Shares of Universal Display Corporation (NASDAQ: OLED) were up 13% as of 12:30 p.m. EDT Friday after the OLED technologist announced better-than-expected second-quarter 2018 results.
But its performance didn't look great at first glance. Universal Display's quarterly revenue declined 45.3% year over year to $56.1 million, while net income fell nearly 80% to $10.8 million, or $0.23 per share. But most people watching the stock were only expecting earnings of $0.15 per share on revenue of $49.6 million.
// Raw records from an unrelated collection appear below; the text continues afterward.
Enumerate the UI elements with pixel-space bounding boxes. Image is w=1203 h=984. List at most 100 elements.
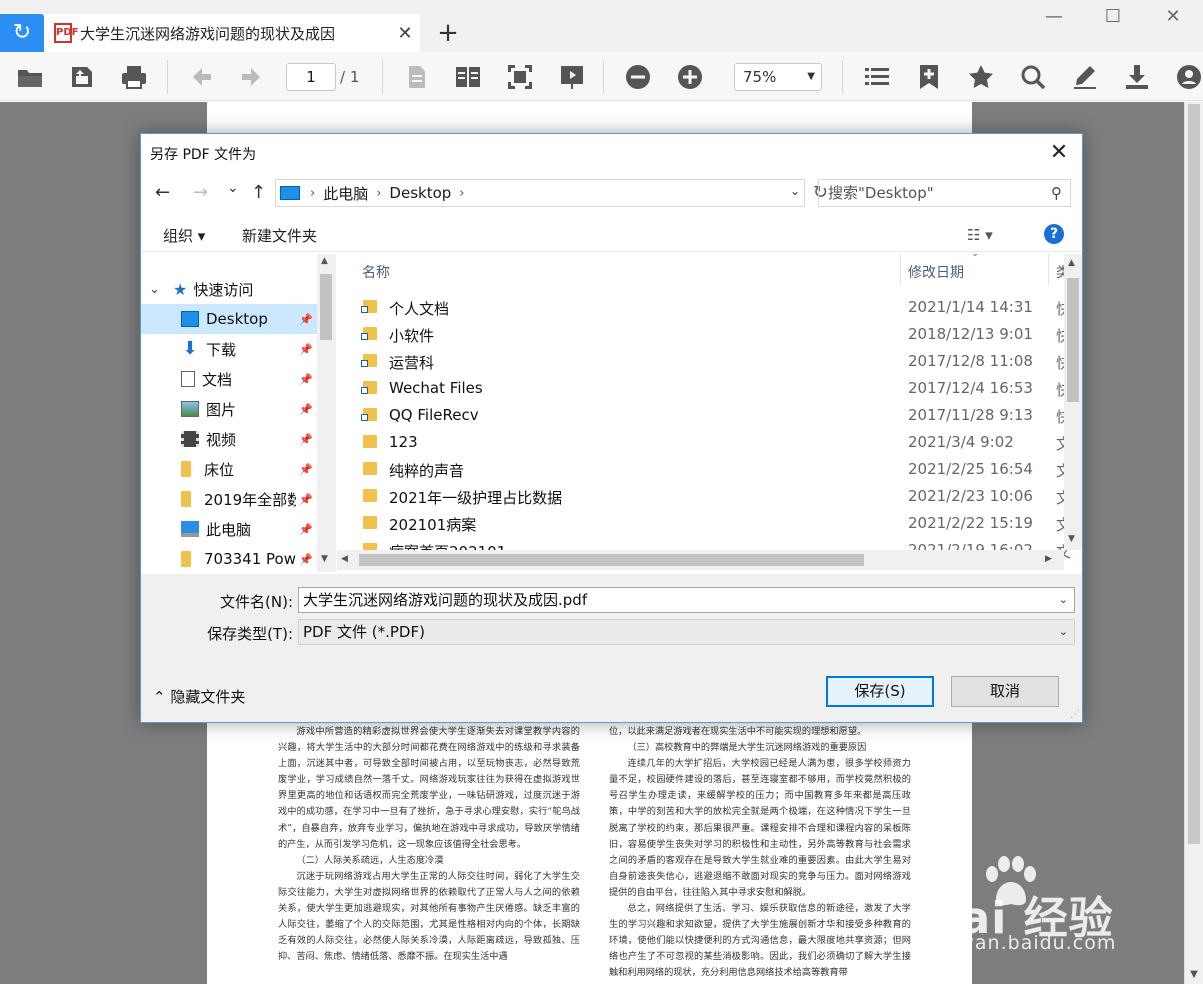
app-logo-icon[interactable]: ↻ bbox=[0, 14, 44, 52]
scroll-down-icon[interactable]: ▼ bbox=[1187, 969, 1201, 980]
file-row[interactable]: 202101病案2021/2/22 15:19文 bbox=[337, 510, 1071, 537]
print-icon[interactable] bbox=[119, 62, 149, 92]
single-page-icon[interactable] bbox=[402, 62, 432, 92]
navigation-scrollbar[interactable]: ▲ ▼ bbox=[317, 254, 336, 572]
account-icon[interactable] bbox=[1174, 62, 1203, 92]
column-divider[interactable] bbox=[1048, 254, 1049, 286]
organize-button[interactable]: 组织 ▾ bbox=[163, 225, 205, 246]
nav-item-downloads[interactable]: ⬇ 下载 📌 bbox=[141, 334, 317, 364]
nav-item-folder[interactable]: 2019年全部数 📌 bbox=[141, 484, 317, 514]
outline-icon[interactable] bbox=[862, 62, 892, 92]
file-list-vscrollbar[interactable]: ▲ ▼ bbox=[1064, 254, 1082, 550]
favorite-icon[interactable] bbox=[966, 62, 996, 92]
file-list-hscrollbar[interactable]: ◀ ▶ bbox=[337, 550, 1064, 570]
tab-close-icon[interactable]: ✕ bbox=[390, 23, 420, 44]
breadcrumb-desktop[interactable]: Desktop bbox=[389, 184, 451, 202]
up-arrow-icon[interactable]: ↑ bbox=[251, 182, 266, 203]
navigation-scrollbar-thumb[interactable] bbox=[320, 274, 332, 340]
search-icon[interactable] bbox=[1018, 62, 1048, 92]
nav-item-folder[interactable]: 703341 Pow 📌 bbox=[141, 544, 317, 572]
document-tab[interactable]: PDF 大学生沉迷网络游戏问题的现状及成因 ✕ bbox=[44, 14, 420, 52]
chevron-down-icon[interactable]: ⌄ bbox=[1059, 588, 1068, 612]
file-list-vscrollbar-thumb[interactable] bbox=[1067, 278, 1079, 402]
back-arrow-icon[interactable]: ← bbox=[155, 182, 170, 203]
pin-icon: 📌 bbox=[299, 522, 313, 536]
navigation-pane[interactable]: ⌄ ★ 快速访问 Desktop 📌 ⬇ 下载 📌 文档 📌 图片 📌 视频 � bbox=[141, 254, 336, 572]
file-date: 2017/12/8 11:08 bbox=[908, 352, 1033, 370]
nav-item-this-pc[interactable]: 此电脑 📌 bbox=[141, 514, 317, 544]
save-button[interactable]: 保存(S) bbox=[826, 676, 934, 707]
recent-locations-icon[interactable]: ⌄ bbox=[227, 180, 239, 196]
resize-grip-icon[interactable]: ⋰ bbox=[1070, 709, 1080, 720]
filename-input[interactable]: 大学生沉迷网络游戏问题的现状及成因.pdf ⌄ bbox=[298, 587, 1075, 613]
presentation-icon[interactable] bbox=[557, 62, 587, 92]
hide-folders-toggle[interactable]: ⌃ 隐藏文件夹 bbox=[153, 686, 245, 707]
save-icon[interactable] bbox=[67, 62, 97, 92]
close-window-button[interactable]: ✕ bbox=[1150, 2, 1196, 32]
next-page-icon[interactable] bbox=[237, 62, 267, 92]
scroll-down-icon[interactable]: ▼ bbox=[1068, 534, 1075, 544]
annotate-icon[interactable] bbox=[1070, 62, 1100, 92]
toolbar-separator bbox=[382, 60, 383, 94]
file-row[interactable]: Wechat Files2017/12/4 16:53快 bbox=[337, 375, 1071, 402]
column-name[interactable]: 名称 bbox=[362, 262, 390, 282]
maximize-button[interactable]: ☐ bbox=[1090, 2, 1136, 32]
chevron-down-icon: ⌄ bbox=[1058, 625, 1068, 638]
zoom-in-icon[interactable] bbox=[675, 62, 705, 92]
zoom-out-icon[interactable] bbox=[623, 62, 653, 92]
page-number-input[interactable]: 1 bbox=[286, 63, 336, 91]
this-pc-icon bbox=[280, 186, 300, 200]
scroll-up-icon[interactable]: ▲ bbox=[1068, 258, 1075, 268]
expand-chevron-icon[interactable]: ⌄ bbox=[149, 282, 163, 297]
nav-item-folder[interactable]: 床位 📌 bbox=[141, 454, 317, 484]
download-icon[interactable] bbox=[1122, 62, 1152, 92]
file-date: 2017/12/4 16:53 bbox=[908, 379, 1033, 397]
filename-label: 文件名(N): bbox=[220, 593, 293, 611]
open-icon[interactable] bbox=[15, 62, 45, 92]
file-row[interactable]: 纯粹的声音2021/2/25 16:54文 bbox=[337, 456, 1071, 483]
scroll-up-icon[interactable]: ▲ bbox=[321, 256, 328, 266]
file-row[interactable]: 2021年一级护理占比数据2021/2/23 10:06文 bbox=[337, 483, 1071, 510]
tab-title: 大学生沉迷网络游戏问题的现状及成因 bbox=[80, 24, 336, 43]
column-divider[interactable] bbox=[900, 254, 901, 286]
new-tab-button[interactable]: + bbox=[434, 18, 462, 48]
file-list[interactable]: 名称 修改日期 ⌄ 类 个人文档2021/1/14 14:31快小软件2018/… bbox=[337, 254, 1082, 572]
fit-page-icon[interactable] bbox=[505, 62, 535, 92]
view-options-icon[interactable]: ☷ ▾ bbox=[967, 226, 993, 244]
scroll-left-icon[interactable]: ◀ bbox=[341, 554, 348, 564]
address-dropdown-icon[interactable]: ⌄ bbox=[790, 184, 800, 198]
cancel-button[interactable]: 取消 bbox=[951, 676, 1059, 707]
nav-item-documents[interactable]: 文档 📌 bbox=[141, 364, 317, 394]
file-row[interactable]: QQ FileRecv2017/11/28 9:13快 bbox=[337, 402, 1071, 429]
viewer-scrollbar-thumb[interactable] bbox=[1188, 104, 1200, 844]
address-bar[interactable]: › 此电脑 › Desktop › ⌄ ↻ bbox=[275, 179, 828, 207]
file-row[interactable]: 小软件2018/12/13 9:01快 bbox=[337, 321, 1071, 348]
new-folder-button[interactable]: 新建文件夹 bbox=[242, 225, 317, 246]
file-list-header: 名称 修改日期 ⌄ 类 bbox=[337, 254, 1070, 286]
file-row[interactable]: 个人文档2021/1/14 14:31快 bbox=[337, 294, 1071, 321]
scroll-right-icon[interactable]: ▶ bbox=[1045, 554, 1052, 564]
filetype-select[interactable]: PDF 文件 (*.PDF) ⌄ bbox=[298, 619, 1075, 645]
nav-item-pictures[interactable]: 图片 📌 bbox=[141, 394, 317, 424]
nav-item-desktop[interactable]: Desktop 📌 bbox=[141, 304, 317, 334]
nav-item-videos[interactable]: 视频 📌 bbox=[141, 424, 317, 454]
column-modified[interactable]: 修改日期 bbox=[908, 262, 964, 282]
dialog-close-button[interactable]: ✕ bbox=[1044, 138, 1074, 168]
minimize-button[interactable]: — bbox=[1031, 2, 1077, 32]
shortcut-arrow-icon bbox=[361, 333, 368, 340]
prev-page-icon[interactable] bbox=[186, 62, 216, 92]
file-row[interactable]: 运营科2017/12/8 11:08快 bbox=[337, 348, 1071, 375]
zoom-select[interactable]: 75% ▼ bbox=[734, 63, 822, 91]
file-row[interactable]: 1232021/3/4 9:02文 bbox=[337, 429, 1071, 456]
help-icon[interactable]: ? bbox=[1044, 224, 1064, 244]
folder-icon bbox=[363, 462, 377, 475]
add-bookmark-icon[interactable] bbox=[914, 62, 944, 92]
search-input[interactable]: 搜索"Desktop" ⚲ bbox=[818, 179, 1071, 207]
file-date: 2018/12/13 9:01 bbox=[908, 325, 1033, 343]
forward-arrow-icon[interactable]: → bbox=[193, 182, 208, 203]
scroll-down-icon[interactable]: ▼ bbox=[321, 554, 328, 564]
two-page-icon[interactable] bbox=[453, 62, 483, 92]
nav-quick-access[interactable]: ⌄ ★ 快速访问 bbox=[141, 274, 317, 304]
breadcrumb-this-pc[interactable]: 此电脑 bbox=[323, 183, 368, 204]
file-list-hscrollbar-thumb[interactable] bbox=[359, 554, 864, 566]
Image source: Universal Display.
To be fair, Universal Display's revenue and earnings were negatively impacted by new accounting standards at the start of the year, which change the way it's required to recognized license fees. Adjusted for that impact, revenue would have been $73.6 million, and earnings would have arrived at $25.1 million, or $0.54 per share. At the same time, those figures still represented year-over-year declines, namely given a 21% drop in OLED material sales revenue (to $36.8 million), due to a combination of weak OLED panel demand from softness in the premium smartphone market and pre-ordered material inventory purchases last year.
However, Universal Display CFO Sidney Rosenblatt left investors excited for the future, noting that the company believes material shipments hit a "bottom" in the first quarter and should accelerate starting in the second half of the year. Rosenblatt also reminded investors that the broader OLED industry remains at the beginning of a "multi-year OLED [capital expenditures] growth cycle of new production lines," which will significantly increase manufacturing capacities as a slew of new OLED products hit the market.
In the meantime, Universal Display reiterated its guidance for full-year revenue of $280 million to $310 million -- a range that would be 10% to 15% higher had it not been for the adoption of those new accounting standards.
Given its impending return to growth, and with Universal Display shares trading at less than half their 52-week highs, it's evident the market couldn't be more pleased.